Ce pontife était mort dans le temps que, par ses condescendances pour François Ier, il allait compromettre la paix de l’Italie. Adoptant une politique plus sage, son successeur, Paul III, s’attachait à tenir la balance égale entre le roi de France et l’empereur. Charles-Quint prend la résolution de l’aller trouver : il espère obtenir de lui la convocation d’un concile général qu’il avait sollicitée en vain de Clément VII; il veut aussi l’entretenir de l’état de ses relations avec le monarque français qui chaque jour devenait plus critique.
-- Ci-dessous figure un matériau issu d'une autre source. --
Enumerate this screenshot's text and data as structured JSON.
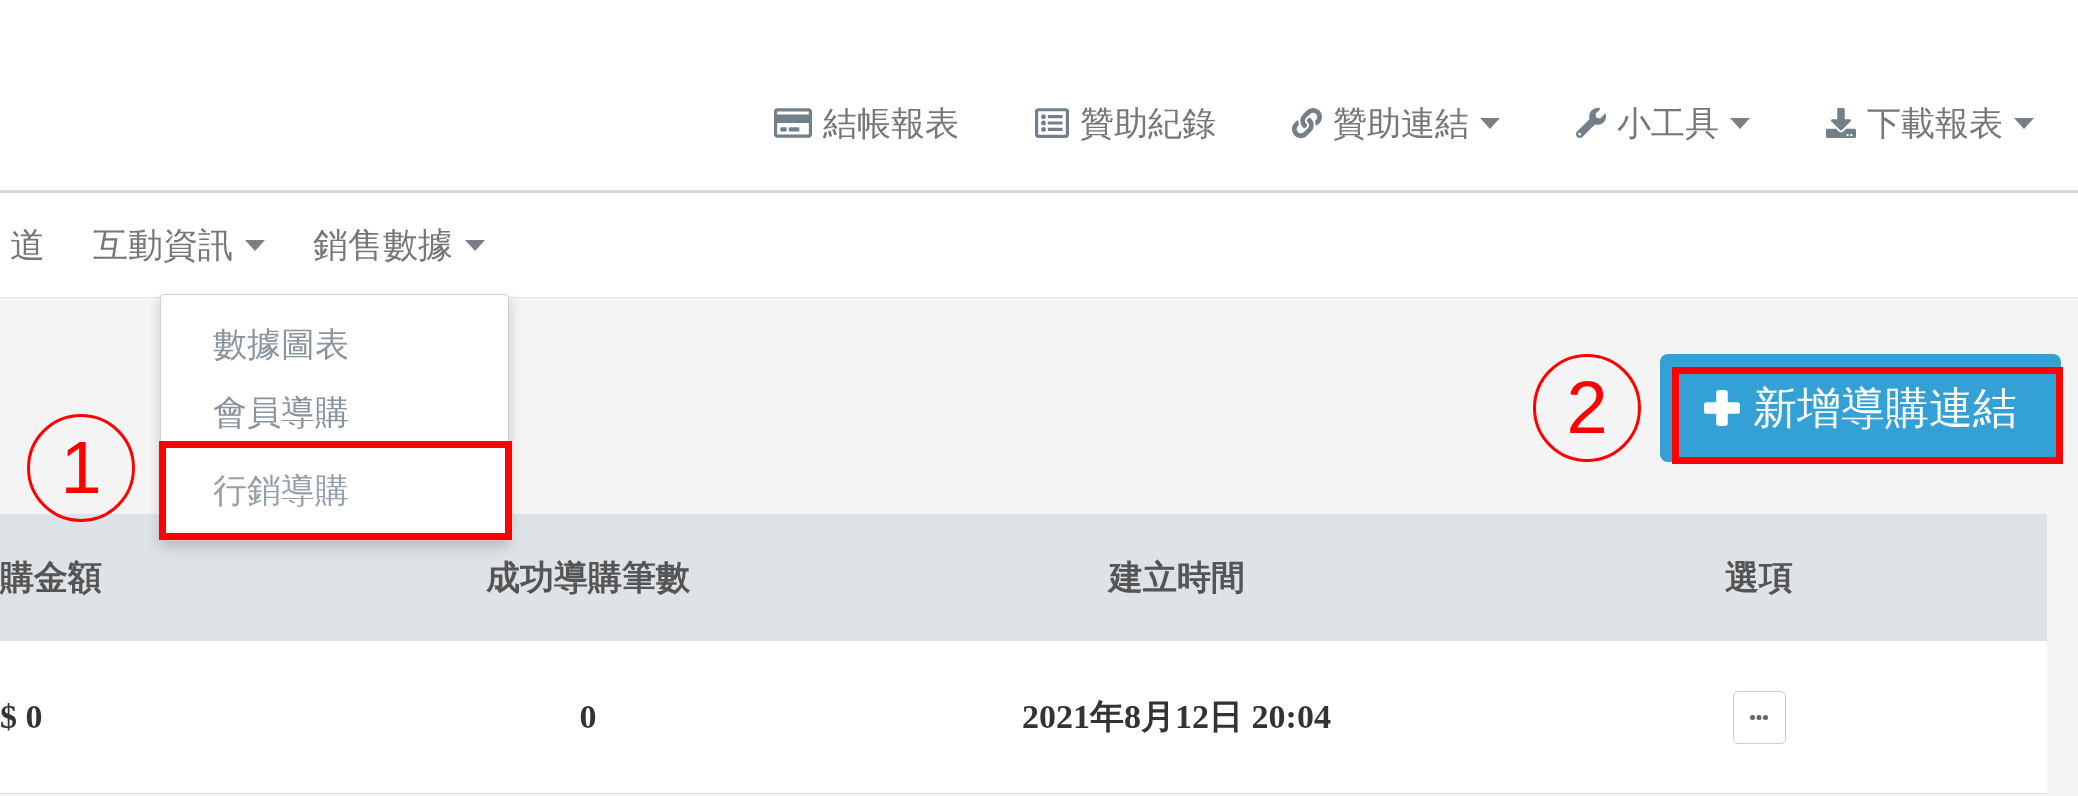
{
  "top_nav": [
    {
      "kind": "card",
      "label": "結帳報表",
      "dropdown": false
    },
    {
      "kind": "list",
      "label": "贊助紀錄",
      "dropdown": false
    },
    {
      "kind": "link",
      "label": "贊助連結",
      "dropdown": true
    },
    {
      "kind": "wrench",
      "label": "小工具",
      "dropdown": true
    },
    {
      "kind": "download",
      "label": "下載報表",
      "dropdown": true
    }
  ],
  "main_nav": [
    {
      "label": "道",
      "dropdown": false,
      "expanded": false
    },
    {
      "label": "互動資訊",
      "dropdown": true,
      "expanded": false
    },
    {
      "label": "銷售數據",
      "dropdown": true,
      "expanded": true
    }
  ],
  "dropdown_menu": {
    "items": [
      {
        "label": "數據圖表",
        "highlighted": false
      },
      {
        "label": "會員導購",
        "highlighted": false
      },
      {
        "label": "行銷導購",
        "highlighted": true
      }
    ]
  },
  "add_button": {
    "label": "新增導購連結",
    "highlighted": true
  },
  "annotations": [
    {
      "number": "1"
    },
    {
      "number": "2"
    }
  ],
  "table": {
    "columns": [
      "購金額",
      "成功導購筆數",
      "建立時間",
      "選項"
    ],
    "rows": [
      {
        "cells": [
          "$ 0",
          "0",
          "2021年8月12日 20:04"
        ]
      }
    ]
  }
}
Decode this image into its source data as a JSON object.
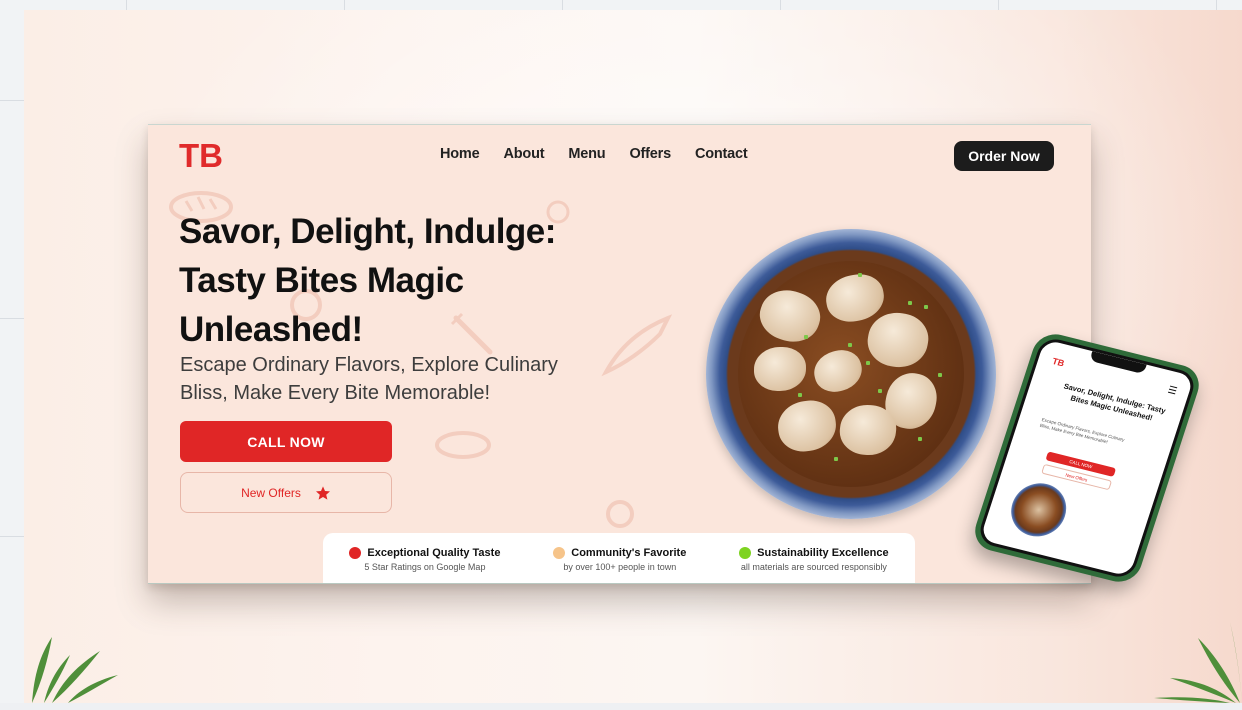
{
  "site": {
    "logo": "TB",
    "nav": [
      "Home",
      "About",
      "Menu",
      "Offers",
      "Contact"
    ],
    "order_button": "Order Now"
  },
  "hero": {
    "title": "Savor, Delight, Indulge: Tasty Bites Magic Unleashed!",
    "subtitle": "Escape Ordinary Flavors, Explore Culinary Bliss, Make Every Bite Memorable!",
    "call_button": "CALL NOW",
    "offers_button": "New Offers",
    "offers_icon": "star-icon"
  },
  "features": [
    {
      "title": "Exceptional Quality Taste",
      "desc": "5 Star Ratings on Google Map",
      "color": "#e02626"
    },
    {
      "title": "Community's Favorite",
      "desc": "by over 100+ people in town",
      "color": "#f6c48a"
    },
    {
      "title": "Sustainability Excellence",
      "desc": "all materials are sourced responsibly",
      "color": "#7ed321"
    }
  ],
  "mobile": {
    "logo": "TB",
    "menu_icon": "hamburger-menu-icon",
    "title": "Savor, Delight, Indulge: Tasty Bites Magic Unleashed!",
    "subtitle": "Escape Ordinary Flavors, Explore Culinary Bliss, Make Every Bite Memorable!",
    "call_button": "CALL NOW",
    "offers_button": "New Offers"
  },
  "colors": {
    "brand": "#e02b2b",
    "background": "#fbe6dc",
    "dark_button": "#1c1c1c",
    "phone_frame": "#2f6b39"
  }
}
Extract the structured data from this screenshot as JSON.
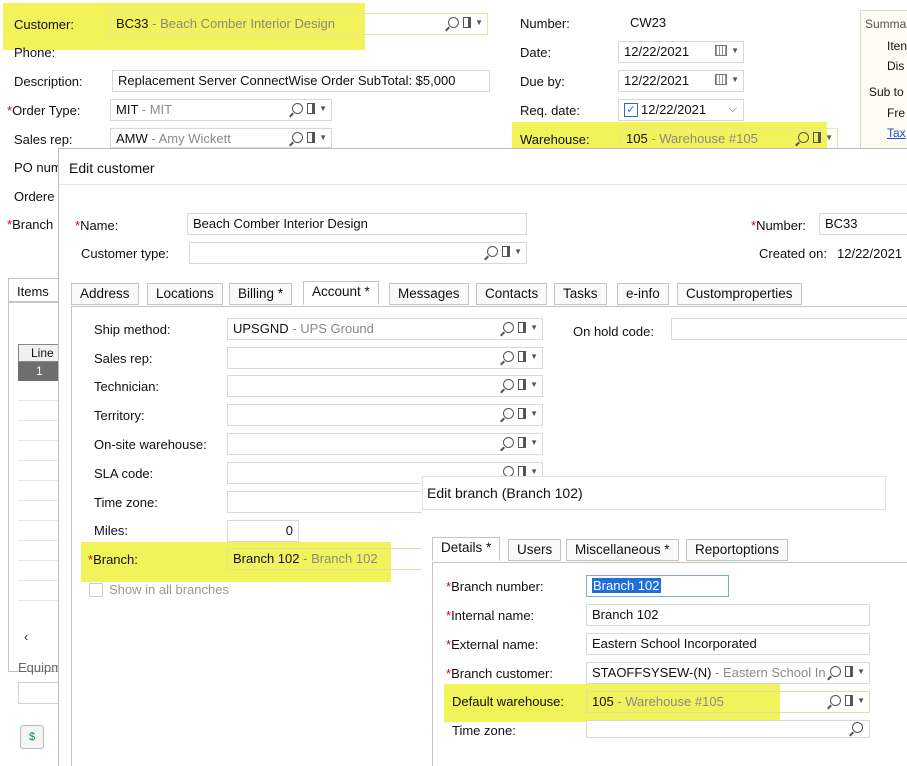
{
  "order": {
    "customer_label": "Customer:",
    "customer_code": "BC33",
    "customer_name": "- Beach Comber Interior Design",
    "phone_label": "Phone:",
    "description_label": "Description:",
    "description_value": "Replacement Server ConnectWise Order SubTotal: $5,000",
    "order_type_label": "Order Type:",
    "order_type_code": "MIT",
    "order_type_name": "- MIT",
    "sales_rep_label": "Sales rep:",
    "sales_rep_code": "AMW",
    "sales_rep_name": "- Amy Wickett",
    "po_label": "PO num",
    "ordered_label": "Ordere",
    "branch_label": "Branch",
    "number_label": "Number:",
    "number_value": "CW23",
    "date_label": "Date:",
    "date_value": "12/22/2021",
    "due_label": "Due by:",
    "due_value": "12/22/2021",
    "req_label": "Req. date:",
    "req_value": "12/22/2021",
    "warehouse_label": "Warehouse:",
    "warehouse_code": "105",
    "warehouse_name": "- Warehouse #105",
    "summary": [
      "Summa",
      "Iten",
      "Dis",
      "Sub to",
      "Fre",
      "Tax"
    ],
    "items_tab": "Items",
    "line_header": "Line",
    "line_first": "1",
    "equip_label": "Equipm"
  },
  "edit_customer": {
    "title": "Edit customer",
    "name_label": "Name:",
    "name_value": "Beach Comber Interior Design",
    "type_label": "Customer type:",
    "number_label": "Number:",
    "number_value": "BC33",
    "created_label": "Created on:",
    "created_value": "12/22/2021",
    "tabs": [
      "Address",
      "Locations",
      "Billing *",
      "Account *",
      "Messages",
      "Contacts",
      "Tasks",
      "e-info",
      "Customproperties"
    ],
    "ship_label": "Ship method:",
    "ship_code": "UPSGND",
    "ship_name": "- UPS Ground",
    "onhold_label": "On hold code:",
    "salesrep_label": "Sales rep:",
    "tech_label": "Technician:",
    "territory_label": "Territory:",
    "onsite_label": "On-site warehouse:",
    "sla_label": "SLA code:",
    "tz_label": "Time zone:",
    "miles_label": "Miles:",
    "miles_value": "0",
    "branch_label": "Branch:",
    "branch_code": "Branch 102",
    "branch_name": "- Branch 102",
    "show_all_label": "Show in all branches"
  },
  "edit_branch": {
    "title": "Edit branch (Branch 102)",
    "tabs": [
      "Details *",
      "Users",
      "Miscellaneous *",
      "Reportoptions"
    ],
    "number_label": "Branch number:",
    "number_value": "Branch 102",
    "internal_label": "Internal name:",
    "internal_value": "Branch 102",
    "external_label": "External name:",
    "external_value": "Eastern School Incorporated",
    "customer_label": "Branch customer:",
    "customer_code": "STAOFFSYSEW-(N)",
    "customer_name": "- Eastern School In",
    "warehouse_label": "Default warehouse:",
    "warehouse_code": "105",
    "warehouse_name": "- Warehouse #105",
    "tz_label": "Time zone:"
  },
  "colors": {
    "highlight": "#f2f25a",
    "required": "#d0021b",
    "link": "#1a4fd0"
  }
}
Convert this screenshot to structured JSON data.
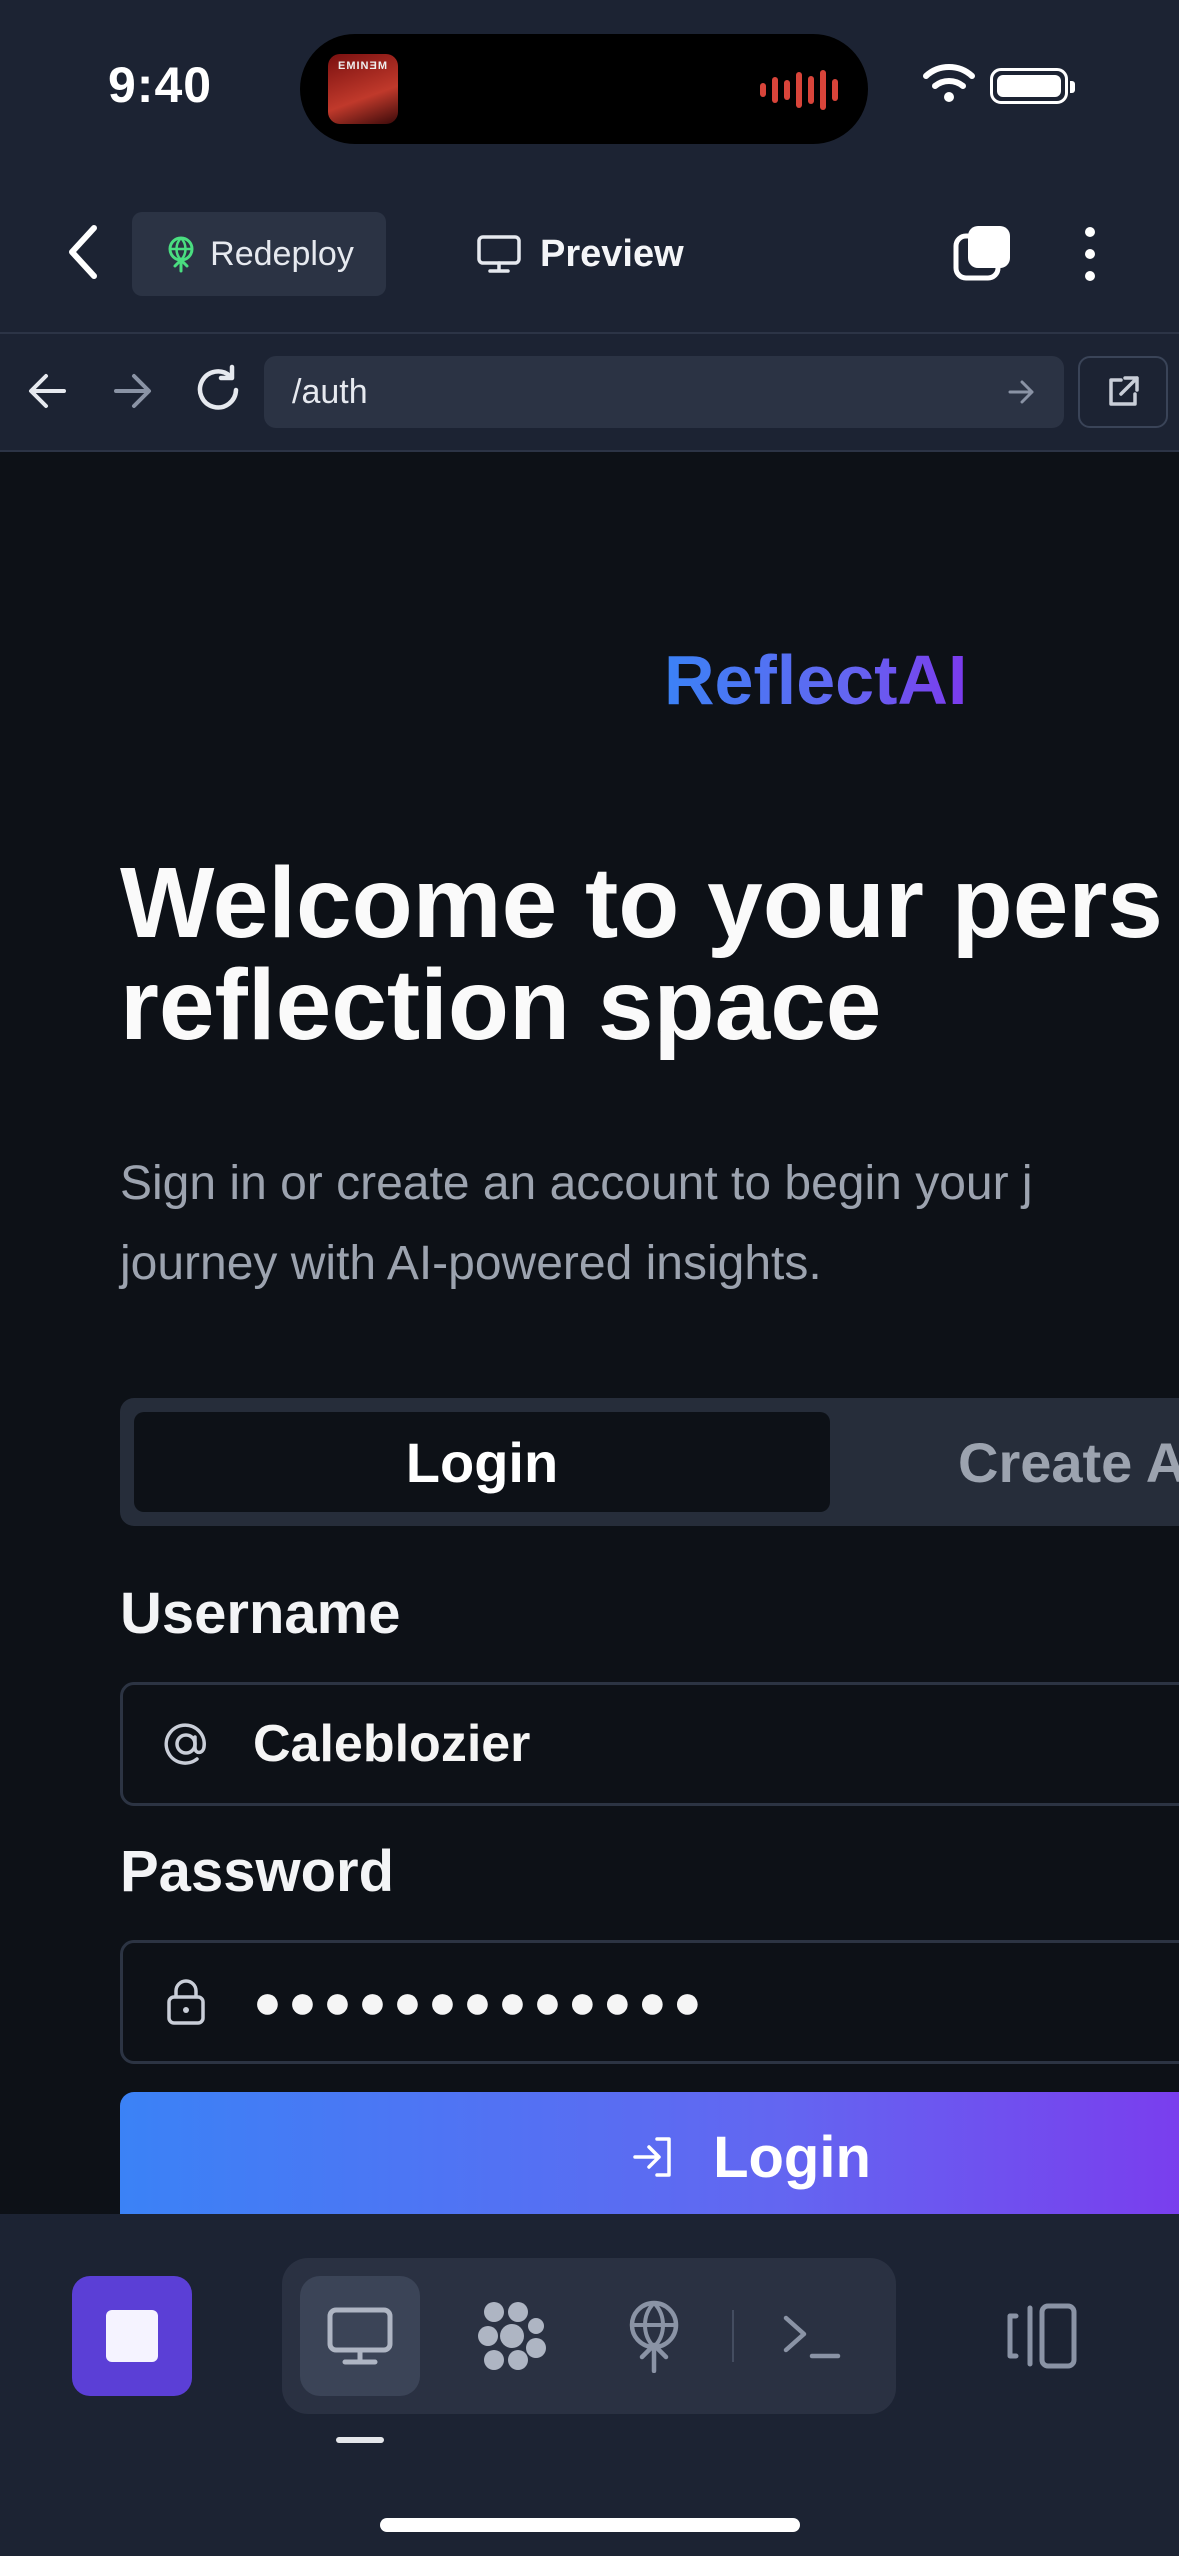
{
  "status_bar": {
    "time": "9:40",
    "now_playing_art_text": "EMINƎM"
  },
  "header": {
    "redeploy_label": "Redeploy",
    "preview_label": "Preview"
  },
  "browser": {
    "url": "/auth"
  },
  "brand": {
    "name": "ReflectAI",
    "gradient_colors": [
      "#3b82f6",
      "#7c3aed"
    ]
  },
  "hero": {
    "headline_line1": "Welcome to your pers",
    "headline_line2": "reflection space",
    "subtext_line1": "Sign in or create an account to begin your j",
    "subtext_line2": "journey with AI-powered insights."
  },
  "auth_tabs": {
    "login": "Login",
    "create": "Create A"
  },
  "form": {
    "username_label": "Username",
    "username_value": "Calebl​ozier",
    "password_label": "Password",
    "password_value": "●●●●●●●●●●●●●",
    "submit_label": "Login"
  },
  "toolbar": {
    "icons": [
      "stop-icon",
      "desktop-icon",
      "nodes-icon",
      "deploy-icon",
      "terminal-icon",
      "panel-toggle-icon"
    ],
    "accent": "#5b3fd6"
  }
}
Il part de Naples le 22 mars 1536. A Terracine, première ville des États pontificaux, il trouve les cantonaux Trivulzio et San Severino, que le pape a commis pour le recevoir, l’accompagner et lui faire rendre partout les honneurs qui lui sont dus. Il couche à Saint-Paul hors des murs de Rome le 4 avril; le jour suivant il fait son entrée dans la ville éternelle. Vingt-deux cardinaux, suivis d’un grand nombre d’archevêques, d’éveques, d’abbés et d’autres prélats, ainsi que le sénat et les principaux de la ville, viennent au-devant de lui; ils se joignent aux seigneurs de sa cour et aux officiers de sa maison, avec lesquels ils forment son cortége. Des gentilshommes romains portent le dais sous lequel il s’avance. Cinq cents hommes d’armes et quatre mille hommes d’infanterie, commandés par le marquis del Vasto et le duc d’Albe, ouvrent et ferment la marche. Au moment où il passe devant le château Saint-Ange, la garnison incline devant lui ses drapeaux et ses armes; tous les soldats mettent le genou en terre. Le pape l’attendait à la porte extérieure de Saint-Pierre, entouré de quatre cardinaux : Charles descend de cheval au bas de l’escalier, et vient lui baiser le pied; Paul III l’embrasse, entre avec lui dans la basilique, où ils font leur prière; ensuite il regagne ses appartements, tandis que l’empereur est conduit dans ceux que, quarante-deux années auparavant, sous le

  1. Lettre de Charles à son ambassadeur Hannart, du 16 août 1535. (Lanz, II, 200.)